One expert said the plan had benefits over other solutions.
Sri Lanka previously signed a separate agreement signalling its wish to be another participant in the giant helium balloon-based scheme.
Google first revealed its superpressure balloon plan in June 2013, when about 30 of the inflatable plastic "envelopes" were launched from New Zealand.
Beneath each lighter-than-air balloon are hung: two radio transceivers to receive and send data streams, plus a third back-up radio a flight computer and GPS location tracker an altitude control system, which is used to move the balloon up and down to find winds that will take it in the desired direction solar panels to power all the gear.
The original set-up provided 3G-like data speeds, but the kit can now supply connected devices with about 10 megabits a second to connected devices via antennae on the ground. For comparison's sake, the average 4G connection in the UK is 15Mbit/sec.
There have also been other advances.
"In the early days, the balloons would last five or seven or 10 days. Now we have had balloons that have lasted as long as 187 days," Mike Cassidy, vice-president of Project Loon, told the BBC.
"We've also improved the launch process. It used to take 14 people an hour or two to launch a balloon, now with an automated crane we can launch a balloon every 15 minutes with two or three people."
If all goes according to plan, he added, the experiment should achieve one of its goals in 2016.
"[We need] about 300 balloons or so to make a continuous string around the world," he explained. As one moves along with the wind out of range, another one comes to take its place.
"We hope next year to build our first continuous ring around the world, and to have some sort of continuous coverage for certain regions.
"And if all goes well after, then after that we will start rolling out our first beta commercial customers."
Because each balloon only provides connectivity to a ground area 40km (24.9 miles) in diameter below it, the initial ring will be limited to a relatively small part of the planet as it circles a section of the Southern Hemisphere.

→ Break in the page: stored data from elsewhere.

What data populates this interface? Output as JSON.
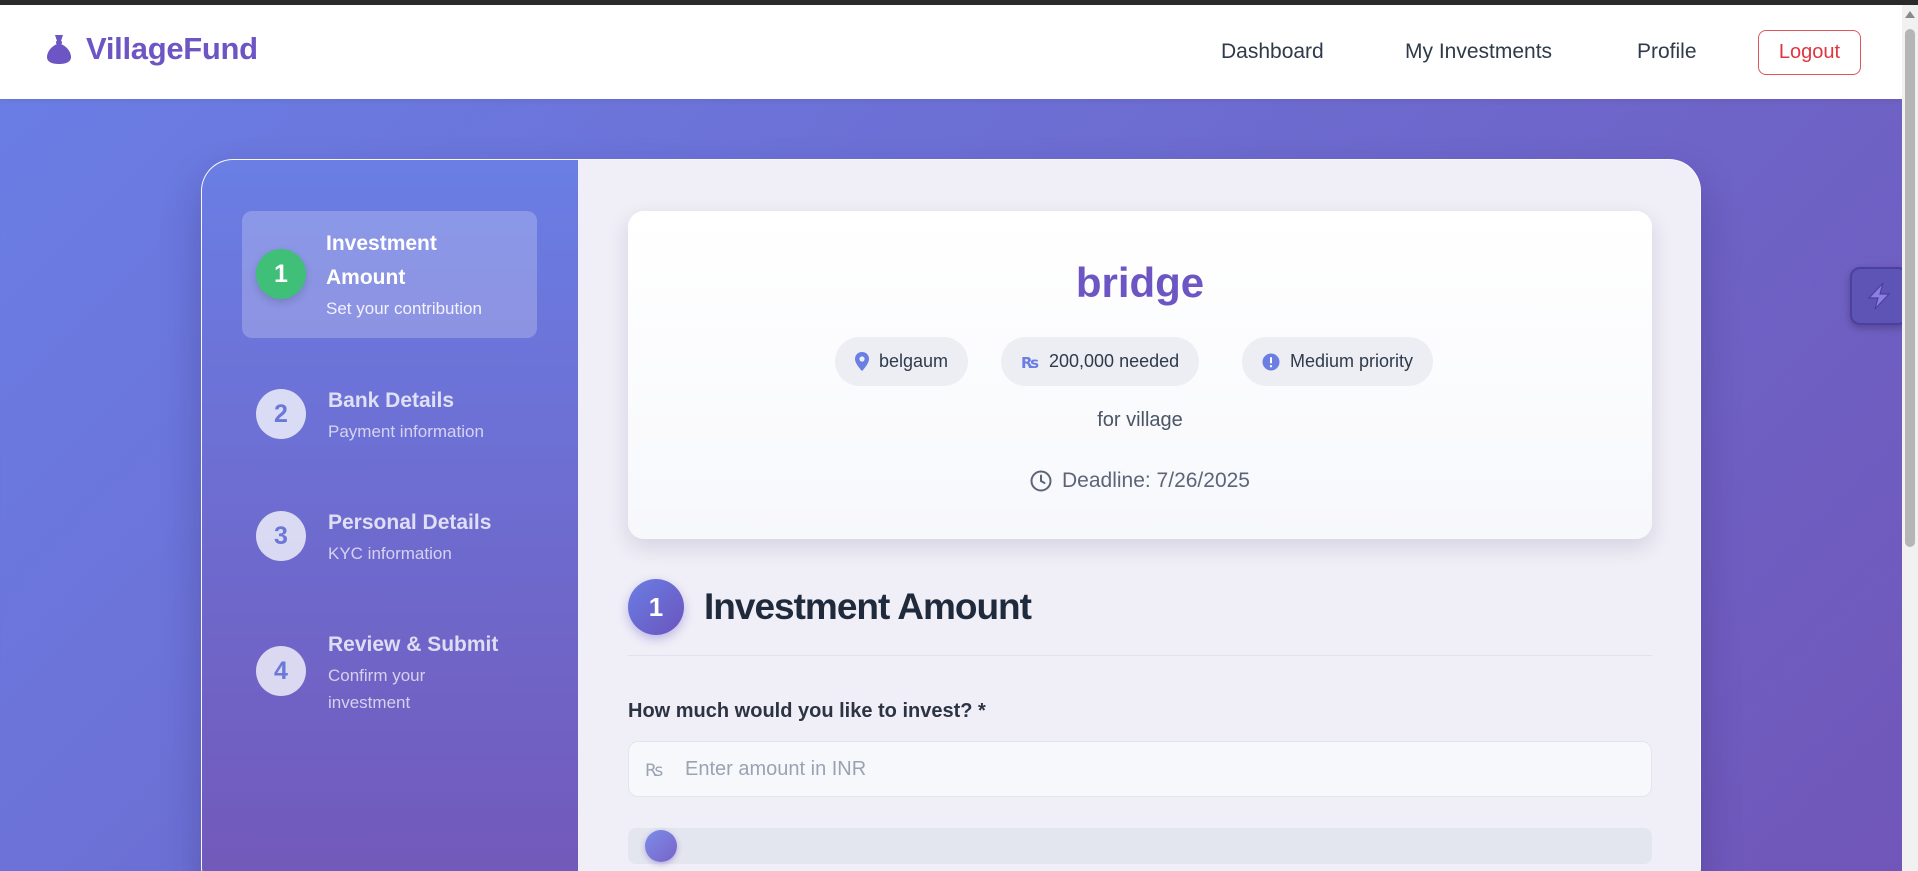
{
  "brand": {
    "name": "VillageFund",
    "icon": "money-bag-icon",
    "color": "#6d55c4"
  },
  "nav": {
    "links": [
      "Dashboard",
      "My Investments",
      "Profile"
    ],
    "logout": "Logout"
  },
  "steps": [
    {
      "number": "1",
      "title": "Investment Amount",
      "subtitle": "Set your contribution",
      "active": true
    },
    {
      "number": "2",
      "title": "Bank Details",
      "subtitle": "Payment information",
      "active": false
    },
    {
      "number": "3",
      "title": "Personal Details",
      "subtitle": "KYC information",
      "active": false
    },
    {
      "number": "4",
      "title": "Review & Submit",
      "subtitle": "Confirm your investment",
      "active": false
    }
  ],
  "project": {
    "title": "bridge",
    "location": "belgaum",
    "needed": "200,000 needed",
    "priority": "Medium priority",
    "description": "for village",
    "deadline": "Deadline: 7/26/2025"
  },
  "section": {
    "number": "1",
    "title": "Investment Amount"
  },
  "amount_field": {
    "label": "How much would you like to invest? *",
    "placeholder": "Enter amount in INR",
    "value": "",
    "currency_icon": "rupee-icon"
  },
  "slider": {
    "value": 0
  },
  "colors": {
    "accent": "#6d55c4",
    "gradient_start": "#6a7fe6",
    "gradient_end": "#7056b8",
    "active_step": "#3fbf78",
    "logout": "#e0353f"
  }
}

Google suggests that Project Loon would be a cheaper solution than installing fibre optic cables or building mobile phone masts across all of Indonesia's islands, which contain jungles and mountains.

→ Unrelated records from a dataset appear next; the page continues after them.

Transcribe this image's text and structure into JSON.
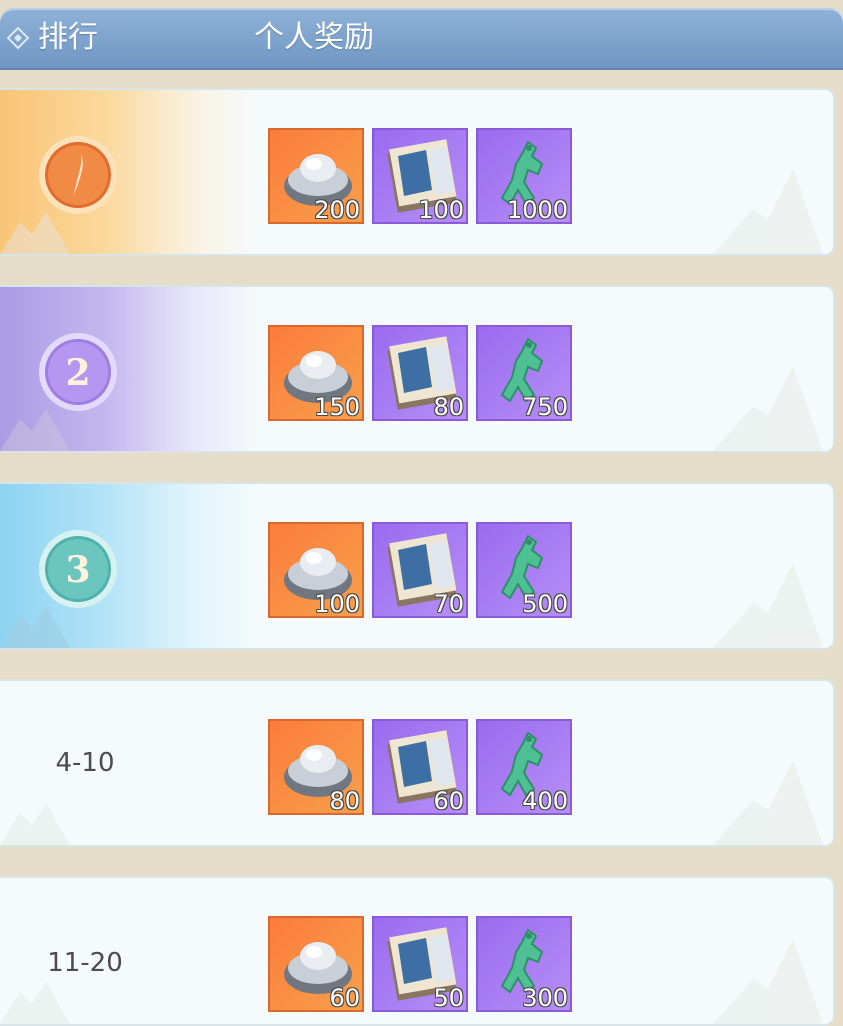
{
  "header": {
    "rank_label": "排行",
    "reward_label": "个人奖励"
  },
  "rows": [
    {
      "rank": "1",
      "rank_style": "gold",
      "rewards": [
        {
          "icon": "silver-ingot-icon",
          "qty": "200"
        },
        {
          "icon": "scroll-book-icon",
          "qty": "100"
        },
        {
          "icon": "jade-figure-icon",
          "qty": "1000"
        }
      ]
    },
    {
      "rank": "2",
      "rank_style": "purple",
      "rewards": [
        {
          "icon": "silver-ingot-icon",
          "qty": "150"
        },
        {
          "icon": "scroll-book-icon",
          "qty": "80"
        },
        {
          "icon": "jade-figure-icon",
          "qty": "750"
        }
      ]
    },
    {
      "rank": "3",
      "rank_style": "blue",
      "rewards": [
        {
          "icon": "silver-ingot-icon",
          "qty": "100"
        },
        {
          "icon": "scroll-book-icon",
          "qty": "70"
        },
        {
          "icon": "jade-figure-icon",
          "qty": "500"
        }
      ]
    },
    {
      "rank": "4-10",
      "rank_style": "plain",
      "rewards": [
        {
          "icon": "silver-ingot-icon",
          "qty": "80"
        },
        {
          "icon": "scroll-book-icon",
          "qty": "60"
        },
        {
          "icon": "jade-figure-icon",
          "qty": "400"
        }
      ]
    },
    {
      "rank": "11-20",
      "rank_style": "plain",
      "rewards": [
        {
          "icon": "silver-ingot-icon",
          "qty": "60"
        },
        {
          "icon": "scroll-book-icon",
          "qty": "50"
        },
        {
          "icon": "jade-figure-icon",
          "qty": "300"
        }
      ]
    }
  ],
  "colors": {
    "header_blue": "#7ea3cd",
    "gold": "#f9c476",
    "purple": "#aa9be4",
    "blue": "#8dd3f2",
    "item_orange": "#fb7c3b",
    "item_purple": "#9a6bf0"
  }
}
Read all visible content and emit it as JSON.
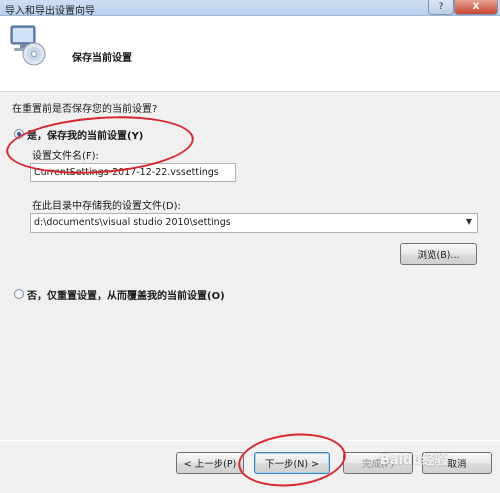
{
  "window": {
    "title": "导入和导出设置向导",
    "help_label": "?",
    "close_label": "X"
  },
  "header": {
    "title": "保存当前设置",
    "icon": "computer-disc-icon"
  },
  "form": {
    "question": "在重置前是否保存您的当前设置?",
    "yes_option": "是，保存我的当前设置(Y)",
    "filename_label": "设置文件名(F):",
    "filename_value": "CurrentSettings-2017-12-22.vssettings",
    "dir_label": "在此目录中存储我的设置文件(D):",
    "dir_value": "d:\\documents\\visual studio 2010\\settings",
    "browse_label": "浏览(B)...",
    "no_option": "否，仅重置设置，从而覆盖我的当前设置(O)",
    "selected": "yes"
  },
  "footer": {
    "prev_label": "< 上一步(P)",
    "next_label": "下一步(N) >",
    "finish_label": "完成(F)",
    "cancel_label": "取消"
  },
  "overlay": {
    "annotation_color": "#d9252c",
    "watermark": "Baidu经验"
  }
}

It says the scheme would help address the fact that more than 100 million people out of the country's 255 million-strong population remain unconnected.

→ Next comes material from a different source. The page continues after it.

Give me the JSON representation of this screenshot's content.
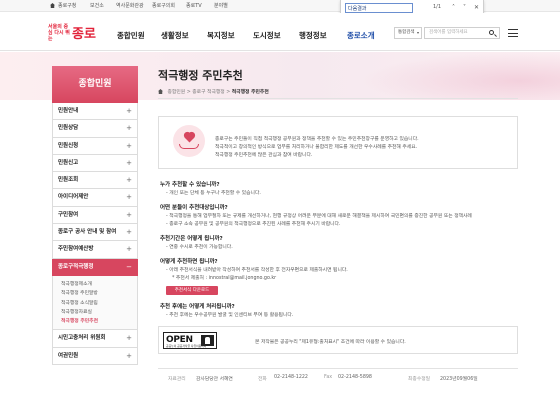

"From Sabang all the way to Merauke, many of these people live in areas without any existing internet infrastructure, so we hope balloon-powered internet could someday help give them access to the information and opportunity of the web," it said in a blog.
The three local networks that are partnering with the scheme are XL Axiata, Indostat and Telkomsel.
"Any country that is struggling to get cabled or land-based wireless infrastructure out to its extreme edges will see satellites or other sky-based internet delivery mechanisms as a viable solution," commented Chris Green, a tech consultant at Davies Murphy Group.
The advantage of a balloon-based system over satellites is that it should ultimately be cheaper to maintain - at least, if all the technological challenges can be overcome.
"What may initially seem like a complex delivery method could end up being a very innovative solution to a very difficult problem to solve at ground level," Mr Green added.
Google is, however, considering other options. It is also pursuing a separate effort codenamed Titan, which aims to use solar-panelled drones to provide the internet to unconnected parts of the world.
Facebook is also developing a similar drone-based scheme.
Superpressure balloons are made out of tightly sealed plastic capable of containing highly pressurised lighter-than-air gases. The aim is to keep the volume of the balloon relatively stable, even if there are changes in temperature.
This allows them to stay aloft longer and be better at maintaining a specific altitude than balloons which stretch and contract. In particular, it avoids the problem of balloons descending at night when their gases cool.
The concept was first developed for the US Air Force in the 1950s using a stretched polyester film called Mylar. The effort resulted in the Ghost (global horizontal sounding technique) programme which launched superpressure balloons from Christchurch, New Zealand, to gather wind and temperature data over remote regions of the planet.
Over the following decade, 88 balloons were launched, the longest staying aloft for 744 days. More recently, Nasa has experimented with the technology and suggested superpressure balloons could one day be deployed into Mars's atmosphere.